Week six of the writers strike has concluded and I have some thoughts.
Next week the force majeur blood letting will begin. Most talent deals allow six weeks of suspended services due to an act of God before they can be terminated without penalty. I’ve always viewed this as the first of the unfortunate milestones the studios would let pass before any serious negotiations could begin.
I’m guessing that the next milestone would be the results of the February 2008 sweeps. By then, scripted shows will be gone and reality shows will be in heavy rotation. The third milestone will be if and when negotiations begin between the DGA and the AMPTP and we finally get a peek at the DGA’s demands and resolve.
NBC has quietly begun refunding television advertisers for underperforming in the ratings. What’s sad is that this fall season was supposed to be their ‘make goods’ from last year’s underperforming season. One can only guess where NBC’s ratings will go come January when they run out of scripted shows.
Viacom seriously needs its right hand to tell the left hand who it’s doing. While MTV Network freelancers (aka ‘permalancers’) walked off the job to protest anticipated cutbacks to their already meager benefits, Viacom reupped CBS CEO Leslie Moonves with a new contract that includes performance bonuses that would yield $30 million at the low end.
Not all multinational congloms are created equally. CBS is possibly the least vertically integrated of the congloms and most vulnerable to being gobbled up by Sony or Time Warner should there be a precipitous drop in its stock price.
In addition, what would be the fate of the nearly 400 production companies repped by the AMPTP who don’t have the deep pockets of congloms?
Peter Chernin, President of News Corp (Fox’s parent company) bragged during an earnings call with analysts:
Calling the strike “probably a positive” for the company, Chernin added: “We save more money in term deals and, you know, story costs and probably the lack of making pilots than we lose in potential advertising.”Fox has only 15 hours of prime time to fill per week while ABC, CBS and NBC have to fill 22 hours. Come January, Fox plans to air four hours per week of ratings juggernaut ‘American Idol.’ No word what their competitors will serve up in its path but chances are that the counter programming will be little more than sacrificial lambs.
Why Hollywood is like Washington, DC
No one paid any attention to GOP presidential candidate Mike Huckabee when he was polling around 2%. Now that his support has grown to 21% (putting him only 1% behind front runner Rudy Giuliani) he is everyone’s favorite target.
Likewise, the AMPTP has criticized WGA’s themed pickets and rallies as mere ‘frivolity.’ It only recently began doing so because the pickets have been effective in swaying public opinion toward the WGA by putting a face to the people responsible for writing your favorite TV and film characters. Quite possibly, it may even have put pressure on the AMPTP’s uneasy alliance.
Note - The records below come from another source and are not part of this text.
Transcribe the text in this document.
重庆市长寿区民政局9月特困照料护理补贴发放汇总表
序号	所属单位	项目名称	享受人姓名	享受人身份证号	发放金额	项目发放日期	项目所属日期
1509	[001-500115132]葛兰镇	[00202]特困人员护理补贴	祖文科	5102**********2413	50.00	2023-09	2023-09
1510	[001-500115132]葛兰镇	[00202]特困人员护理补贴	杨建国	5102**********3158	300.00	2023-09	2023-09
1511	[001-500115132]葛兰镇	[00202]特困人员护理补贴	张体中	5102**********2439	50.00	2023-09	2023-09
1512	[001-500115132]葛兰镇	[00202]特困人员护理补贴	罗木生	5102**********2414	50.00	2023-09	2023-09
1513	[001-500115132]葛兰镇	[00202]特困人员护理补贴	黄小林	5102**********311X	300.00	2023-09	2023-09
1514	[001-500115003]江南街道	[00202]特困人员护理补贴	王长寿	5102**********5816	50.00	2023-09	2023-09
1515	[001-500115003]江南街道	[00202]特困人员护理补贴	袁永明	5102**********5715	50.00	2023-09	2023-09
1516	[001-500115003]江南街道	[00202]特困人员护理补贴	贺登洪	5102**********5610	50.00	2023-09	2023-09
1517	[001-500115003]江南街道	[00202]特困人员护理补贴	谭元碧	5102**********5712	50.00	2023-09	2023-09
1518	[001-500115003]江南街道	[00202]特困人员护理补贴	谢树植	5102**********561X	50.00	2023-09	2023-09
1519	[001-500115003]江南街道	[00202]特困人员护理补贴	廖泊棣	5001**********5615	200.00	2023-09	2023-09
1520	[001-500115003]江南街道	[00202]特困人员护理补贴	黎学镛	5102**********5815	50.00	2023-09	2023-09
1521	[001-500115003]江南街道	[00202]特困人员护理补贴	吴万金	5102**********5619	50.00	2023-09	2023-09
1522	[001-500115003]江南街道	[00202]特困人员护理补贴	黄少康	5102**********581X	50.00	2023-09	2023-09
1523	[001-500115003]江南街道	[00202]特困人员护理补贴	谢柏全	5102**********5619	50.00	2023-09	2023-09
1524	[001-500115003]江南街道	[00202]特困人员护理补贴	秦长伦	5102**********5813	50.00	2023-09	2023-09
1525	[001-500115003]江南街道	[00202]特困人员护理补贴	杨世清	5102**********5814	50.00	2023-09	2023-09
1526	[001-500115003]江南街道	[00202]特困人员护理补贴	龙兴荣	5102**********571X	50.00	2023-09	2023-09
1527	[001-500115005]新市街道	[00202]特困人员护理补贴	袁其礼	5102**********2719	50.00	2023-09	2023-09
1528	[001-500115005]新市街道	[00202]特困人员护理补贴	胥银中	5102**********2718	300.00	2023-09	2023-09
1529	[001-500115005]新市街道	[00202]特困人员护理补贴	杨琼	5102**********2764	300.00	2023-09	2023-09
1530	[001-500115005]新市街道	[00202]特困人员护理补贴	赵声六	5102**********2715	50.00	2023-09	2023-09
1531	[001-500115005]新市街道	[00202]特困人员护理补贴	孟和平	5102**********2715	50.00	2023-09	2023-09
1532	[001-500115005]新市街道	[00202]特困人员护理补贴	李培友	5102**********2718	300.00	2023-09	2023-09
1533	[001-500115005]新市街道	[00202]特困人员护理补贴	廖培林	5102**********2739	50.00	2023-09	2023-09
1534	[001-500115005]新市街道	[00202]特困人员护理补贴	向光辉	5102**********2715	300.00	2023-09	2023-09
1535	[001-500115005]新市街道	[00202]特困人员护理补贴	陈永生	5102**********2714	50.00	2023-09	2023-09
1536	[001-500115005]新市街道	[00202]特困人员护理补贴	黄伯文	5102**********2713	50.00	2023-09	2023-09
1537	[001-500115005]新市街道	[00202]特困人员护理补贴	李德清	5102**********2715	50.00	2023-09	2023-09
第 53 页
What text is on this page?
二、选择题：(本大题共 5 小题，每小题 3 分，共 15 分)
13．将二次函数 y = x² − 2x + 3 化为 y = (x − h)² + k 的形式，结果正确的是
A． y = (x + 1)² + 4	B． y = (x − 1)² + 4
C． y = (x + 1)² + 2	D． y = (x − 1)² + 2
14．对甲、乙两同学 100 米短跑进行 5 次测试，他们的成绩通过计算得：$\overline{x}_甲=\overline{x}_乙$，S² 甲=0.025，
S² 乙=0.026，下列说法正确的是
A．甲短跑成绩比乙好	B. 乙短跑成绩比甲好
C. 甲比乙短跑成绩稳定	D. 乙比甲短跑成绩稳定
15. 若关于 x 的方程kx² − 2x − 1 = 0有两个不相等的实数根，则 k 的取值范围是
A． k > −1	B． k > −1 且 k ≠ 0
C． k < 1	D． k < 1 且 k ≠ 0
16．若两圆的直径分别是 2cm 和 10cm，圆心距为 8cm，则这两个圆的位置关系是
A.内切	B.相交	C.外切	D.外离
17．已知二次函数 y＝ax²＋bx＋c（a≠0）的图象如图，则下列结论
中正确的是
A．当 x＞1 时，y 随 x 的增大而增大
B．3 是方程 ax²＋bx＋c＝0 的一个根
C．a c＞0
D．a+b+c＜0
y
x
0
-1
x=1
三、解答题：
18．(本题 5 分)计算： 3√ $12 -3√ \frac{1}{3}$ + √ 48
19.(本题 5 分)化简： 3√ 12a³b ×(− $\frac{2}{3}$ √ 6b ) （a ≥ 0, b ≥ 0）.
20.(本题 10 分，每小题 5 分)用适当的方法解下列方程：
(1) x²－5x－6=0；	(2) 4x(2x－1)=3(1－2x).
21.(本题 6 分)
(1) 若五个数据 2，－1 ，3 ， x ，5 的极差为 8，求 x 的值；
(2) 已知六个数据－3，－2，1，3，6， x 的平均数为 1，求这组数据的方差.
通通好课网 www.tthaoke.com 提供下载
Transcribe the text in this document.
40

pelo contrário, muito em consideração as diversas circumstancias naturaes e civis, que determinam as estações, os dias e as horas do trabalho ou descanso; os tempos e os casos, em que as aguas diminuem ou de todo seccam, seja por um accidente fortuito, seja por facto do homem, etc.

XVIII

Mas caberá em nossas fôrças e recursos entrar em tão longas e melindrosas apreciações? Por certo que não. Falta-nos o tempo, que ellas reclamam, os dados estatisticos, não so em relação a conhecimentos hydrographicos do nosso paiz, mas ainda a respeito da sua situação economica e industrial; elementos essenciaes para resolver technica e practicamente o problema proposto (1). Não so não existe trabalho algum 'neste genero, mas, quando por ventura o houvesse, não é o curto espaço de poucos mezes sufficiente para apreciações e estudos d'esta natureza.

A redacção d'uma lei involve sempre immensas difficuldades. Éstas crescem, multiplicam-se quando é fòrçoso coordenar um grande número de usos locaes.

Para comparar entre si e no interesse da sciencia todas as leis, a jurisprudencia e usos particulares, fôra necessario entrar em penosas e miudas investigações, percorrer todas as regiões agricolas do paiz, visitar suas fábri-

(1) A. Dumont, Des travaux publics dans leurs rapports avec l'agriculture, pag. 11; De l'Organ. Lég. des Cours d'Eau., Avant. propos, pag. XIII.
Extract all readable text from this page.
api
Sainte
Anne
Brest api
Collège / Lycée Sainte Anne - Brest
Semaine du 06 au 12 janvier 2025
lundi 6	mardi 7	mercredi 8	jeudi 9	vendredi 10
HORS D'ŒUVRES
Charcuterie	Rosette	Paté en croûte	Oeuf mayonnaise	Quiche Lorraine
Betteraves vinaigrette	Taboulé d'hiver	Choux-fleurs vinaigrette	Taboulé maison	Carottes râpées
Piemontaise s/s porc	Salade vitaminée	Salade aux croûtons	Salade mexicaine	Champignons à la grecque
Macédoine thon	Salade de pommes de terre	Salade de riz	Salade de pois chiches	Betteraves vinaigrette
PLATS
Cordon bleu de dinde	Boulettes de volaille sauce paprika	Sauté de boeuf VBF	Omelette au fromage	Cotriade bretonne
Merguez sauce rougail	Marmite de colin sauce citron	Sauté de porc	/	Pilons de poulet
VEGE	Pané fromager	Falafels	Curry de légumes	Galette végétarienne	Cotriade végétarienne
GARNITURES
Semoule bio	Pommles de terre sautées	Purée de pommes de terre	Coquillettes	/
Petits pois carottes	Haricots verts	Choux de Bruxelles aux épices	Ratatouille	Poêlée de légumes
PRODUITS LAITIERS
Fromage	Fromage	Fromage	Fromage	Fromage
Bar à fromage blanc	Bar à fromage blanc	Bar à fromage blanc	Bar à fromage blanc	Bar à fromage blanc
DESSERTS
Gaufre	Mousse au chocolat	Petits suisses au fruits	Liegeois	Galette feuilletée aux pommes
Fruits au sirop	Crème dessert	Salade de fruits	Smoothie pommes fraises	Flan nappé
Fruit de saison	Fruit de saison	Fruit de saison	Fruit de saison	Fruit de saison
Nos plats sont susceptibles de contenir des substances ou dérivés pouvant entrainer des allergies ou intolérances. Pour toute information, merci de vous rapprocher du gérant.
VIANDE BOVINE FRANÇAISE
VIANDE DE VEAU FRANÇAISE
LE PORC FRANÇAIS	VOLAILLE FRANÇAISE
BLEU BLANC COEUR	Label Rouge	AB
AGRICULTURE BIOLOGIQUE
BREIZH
The AMPTP’s fear of the writers’ resolve has led them to attack WGA leadership hoping to divide the membership and undermine this unity. Should the writers cut back their themed pickets and rallies while openly criticizing their leadership, then the WGA’s own rank and file will have been tricked into doing the AMPTP’s job.
What is the AMPTP’s job right now? To weaken the WGA’s bargaining position as much as possible by fostering internal conflict to expose WGA’s ultimate bottom line.
If the WGA is forced to give away all its bargaining chips before the commencement of negotiations, then it will have no where to go but down once the AMPTP is finally ready to negotiate.
What’s tragic about the AMPTP’s refusal to negotiate is that while the increased package the WGA is asking for totals $151 million over three years, a prolonged strike could cost ABC, CBS and Fox $100 million each.
You have to wonder what the AMPTP is truly afraid of when this strike can be settled, literally, with pennies.